Rotor type singular points of nonautonomous systems of differential equations and their role in the generation of singular attractors of nonlinear autonomous systems (Q2388059)

Recently, by the authors it was shown that the passage to chaos in a wide class of three-dimensional autonomous nonlinear dissipative systems of ODEs (Lorenz, Rössler, Chua systems et al.) fits the following scenario: the passage to chaos begins with a cascade of Feigenbaum period doubling bifurcations and then continues by a subharmonic cascade of Sharkovskii bifurcations and, if the system has a saddle-focus separatrix loop, by a homoclinic cascade of bifurcations of stable cycles converging to a homoclinic contour.
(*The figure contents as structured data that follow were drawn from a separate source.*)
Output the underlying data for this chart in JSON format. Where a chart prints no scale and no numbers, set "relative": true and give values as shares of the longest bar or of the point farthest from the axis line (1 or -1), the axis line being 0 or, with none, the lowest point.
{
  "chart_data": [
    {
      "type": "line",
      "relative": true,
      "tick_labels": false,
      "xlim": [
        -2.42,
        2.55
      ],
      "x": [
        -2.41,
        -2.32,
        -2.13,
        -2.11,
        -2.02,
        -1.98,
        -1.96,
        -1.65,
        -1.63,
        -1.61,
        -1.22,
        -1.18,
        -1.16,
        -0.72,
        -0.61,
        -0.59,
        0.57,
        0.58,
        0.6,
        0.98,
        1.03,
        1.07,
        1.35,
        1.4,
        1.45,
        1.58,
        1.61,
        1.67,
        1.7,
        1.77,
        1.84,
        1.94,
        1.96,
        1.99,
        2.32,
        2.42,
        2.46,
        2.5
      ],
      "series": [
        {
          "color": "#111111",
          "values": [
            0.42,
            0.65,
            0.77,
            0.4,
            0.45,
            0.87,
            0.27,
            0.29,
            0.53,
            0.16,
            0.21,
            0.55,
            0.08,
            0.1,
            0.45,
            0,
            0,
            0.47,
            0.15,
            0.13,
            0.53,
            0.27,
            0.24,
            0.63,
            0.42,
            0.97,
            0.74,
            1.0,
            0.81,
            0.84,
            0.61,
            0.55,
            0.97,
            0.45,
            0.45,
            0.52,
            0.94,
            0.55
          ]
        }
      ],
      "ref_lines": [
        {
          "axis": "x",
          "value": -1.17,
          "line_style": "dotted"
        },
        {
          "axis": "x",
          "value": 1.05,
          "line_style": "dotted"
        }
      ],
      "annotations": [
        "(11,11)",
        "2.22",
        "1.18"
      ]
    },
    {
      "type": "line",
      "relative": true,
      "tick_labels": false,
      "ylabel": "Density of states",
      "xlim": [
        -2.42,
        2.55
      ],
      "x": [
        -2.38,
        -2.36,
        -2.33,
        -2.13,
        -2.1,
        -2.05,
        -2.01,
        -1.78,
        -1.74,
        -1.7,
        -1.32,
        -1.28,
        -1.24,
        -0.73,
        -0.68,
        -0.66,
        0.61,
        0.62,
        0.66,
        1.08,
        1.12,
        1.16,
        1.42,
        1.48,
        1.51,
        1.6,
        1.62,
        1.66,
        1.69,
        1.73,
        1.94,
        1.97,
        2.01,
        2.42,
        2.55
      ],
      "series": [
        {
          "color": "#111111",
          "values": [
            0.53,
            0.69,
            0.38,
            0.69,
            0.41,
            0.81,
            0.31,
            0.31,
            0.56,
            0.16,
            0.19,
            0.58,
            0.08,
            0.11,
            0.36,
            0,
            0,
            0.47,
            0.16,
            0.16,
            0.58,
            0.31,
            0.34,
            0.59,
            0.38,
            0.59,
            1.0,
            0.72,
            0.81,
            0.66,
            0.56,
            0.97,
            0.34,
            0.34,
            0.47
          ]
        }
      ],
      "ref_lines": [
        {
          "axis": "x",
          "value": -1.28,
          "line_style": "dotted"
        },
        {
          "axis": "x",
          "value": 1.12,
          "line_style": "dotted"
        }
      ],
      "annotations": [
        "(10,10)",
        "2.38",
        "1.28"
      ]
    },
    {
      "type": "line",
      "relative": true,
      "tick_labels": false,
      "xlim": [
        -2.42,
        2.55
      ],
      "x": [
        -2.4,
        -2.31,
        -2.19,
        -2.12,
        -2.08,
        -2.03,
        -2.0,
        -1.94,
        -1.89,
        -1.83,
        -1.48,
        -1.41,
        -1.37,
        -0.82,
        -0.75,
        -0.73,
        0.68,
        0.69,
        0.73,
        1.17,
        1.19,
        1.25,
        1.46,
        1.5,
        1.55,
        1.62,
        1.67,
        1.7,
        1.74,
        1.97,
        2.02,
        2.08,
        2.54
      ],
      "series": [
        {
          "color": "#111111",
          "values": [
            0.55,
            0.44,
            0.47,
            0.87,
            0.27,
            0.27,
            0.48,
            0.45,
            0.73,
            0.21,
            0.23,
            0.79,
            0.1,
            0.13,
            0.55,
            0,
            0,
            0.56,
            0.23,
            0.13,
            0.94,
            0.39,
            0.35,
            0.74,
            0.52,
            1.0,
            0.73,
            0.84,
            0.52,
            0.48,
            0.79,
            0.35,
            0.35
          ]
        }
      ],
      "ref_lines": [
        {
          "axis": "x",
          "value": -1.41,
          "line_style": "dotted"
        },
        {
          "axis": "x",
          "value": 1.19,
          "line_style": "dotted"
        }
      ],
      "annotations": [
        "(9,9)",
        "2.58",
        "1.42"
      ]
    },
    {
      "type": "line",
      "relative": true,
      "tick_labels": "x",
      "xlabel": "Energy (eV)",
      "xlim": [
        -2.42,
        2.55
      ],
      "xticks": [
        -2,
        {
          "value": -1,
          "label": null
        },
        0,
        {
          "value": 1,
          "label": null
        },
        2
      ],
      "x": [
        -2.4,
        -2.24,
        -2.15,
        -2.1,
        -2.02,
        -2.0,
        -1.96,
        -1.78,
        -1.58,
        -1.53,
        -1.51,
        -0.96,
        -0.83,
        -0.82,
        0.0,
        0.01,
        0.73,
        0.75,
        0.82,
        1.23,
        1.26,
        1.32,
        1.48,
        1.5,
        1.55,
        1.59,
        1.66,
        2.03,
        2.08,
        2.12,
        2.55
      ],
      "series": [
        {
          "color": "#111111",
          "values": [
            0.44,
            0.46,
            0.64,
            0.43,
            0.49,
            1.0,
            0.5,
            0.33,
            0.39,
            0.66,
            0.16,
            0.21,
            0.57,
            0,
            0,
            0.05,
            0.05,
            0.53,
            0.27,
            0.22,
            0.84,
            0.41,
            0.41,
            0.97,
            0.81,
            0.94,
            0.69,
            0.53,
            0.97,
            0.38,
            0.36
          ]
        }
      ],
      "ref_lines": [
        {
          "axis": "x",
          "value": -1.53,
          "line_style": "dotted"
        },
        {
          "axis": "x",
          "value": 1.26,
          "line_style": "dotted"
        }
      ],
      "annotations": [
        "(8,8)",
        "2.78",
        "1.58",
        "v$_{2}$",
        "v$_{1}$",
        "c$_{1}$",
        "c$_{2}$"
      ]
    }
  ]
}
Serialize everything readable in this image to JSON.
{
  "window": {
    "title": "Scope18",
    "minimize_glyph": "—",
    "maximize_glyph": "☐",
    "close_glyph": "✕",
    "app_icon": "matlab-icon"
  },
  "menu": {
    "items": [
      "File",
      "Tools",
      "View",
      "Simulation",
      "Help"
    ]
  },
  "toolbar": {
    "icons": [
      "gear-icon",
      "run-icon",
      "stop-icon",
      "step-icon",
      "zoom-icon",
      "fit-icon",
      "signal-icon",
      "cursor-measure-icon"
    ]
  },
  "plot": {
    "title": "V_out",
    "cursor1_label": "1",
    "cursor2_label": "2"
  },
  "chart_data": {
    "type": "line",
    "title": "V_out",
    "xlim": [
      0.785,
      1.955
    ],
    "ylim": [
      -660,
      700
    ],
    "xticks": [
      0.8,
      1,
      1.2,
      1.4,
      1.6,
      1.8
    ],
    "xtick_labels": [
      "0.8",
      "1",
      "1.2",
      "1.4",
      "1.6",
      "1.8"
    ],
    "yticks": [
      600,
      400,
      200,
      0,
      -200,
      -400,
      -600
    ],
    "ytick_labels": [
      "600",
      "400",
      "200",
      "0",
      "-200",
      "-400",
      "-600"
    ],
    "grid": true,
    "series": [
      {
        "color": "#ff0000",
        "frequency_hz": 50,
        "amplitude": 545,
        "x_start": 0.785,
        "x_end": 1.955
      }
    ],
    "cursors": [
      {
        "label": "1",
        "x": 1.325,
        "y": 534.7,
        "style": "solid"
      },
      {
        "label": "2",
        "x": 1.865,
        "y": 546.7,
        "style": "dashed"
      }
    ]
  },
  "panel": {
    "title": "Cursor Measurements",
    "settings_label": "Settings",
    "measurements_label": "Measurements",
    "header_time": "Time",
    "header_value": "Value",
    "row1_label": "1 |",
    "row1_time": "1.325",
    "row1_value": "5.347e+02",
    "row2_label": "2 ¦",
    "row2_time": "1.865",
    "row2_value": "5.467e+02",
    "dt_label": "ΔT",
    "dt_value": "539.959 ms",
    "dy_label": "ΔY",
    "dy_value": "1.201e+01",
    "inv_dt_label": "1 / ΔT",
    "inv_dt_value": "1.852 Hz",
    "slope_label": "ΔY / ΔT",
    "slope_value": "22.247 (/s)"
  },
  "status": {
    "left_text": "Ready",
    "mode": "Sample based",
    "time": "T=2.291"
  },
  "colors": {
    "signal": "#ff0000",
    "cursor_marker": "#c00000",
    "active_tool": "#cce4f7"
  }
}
It was also shown that this scenario is based on a bifurcation, after which an originally stable singular limit cycle with complex but not complex-conjugate Floquet exponents becomes a singular saddle cycle and generates a stable cycle of double period. It was proved that each of the appearing attractors lies on a two-dimensional surface that is the closure of a two-dimensional invariant unstable manifold (a separatrix surface) of a singular saddle cycle and that chaotic dynamics is due to the phase shift between trajectories forming a separatrix surface. In this case, the original singular cycle corresponds to the zero rotor-type singular point of a two-dimensional nonautonomous system. The rotation of trajectories of the two-dimensional nonautonomous system around the rotor naturally induces a continuous self-mapping (with multi-valued inverse) of a segment containing the rotor. Here, two-dimensional nonautonomous systems of ODE with rotor-type singular points are considered. A singular point of a two-dimensional nonautonomous system with periodic linear part that has complex Floquet exponents with equal imaginary parts and different real parts is called a rotor. For such systems, a canonical form is obtained and their application to the description of the passage to chaos in three-dimensional autonomous dissipative systems is analyzed. The analytic results are justified by examples and numerical results.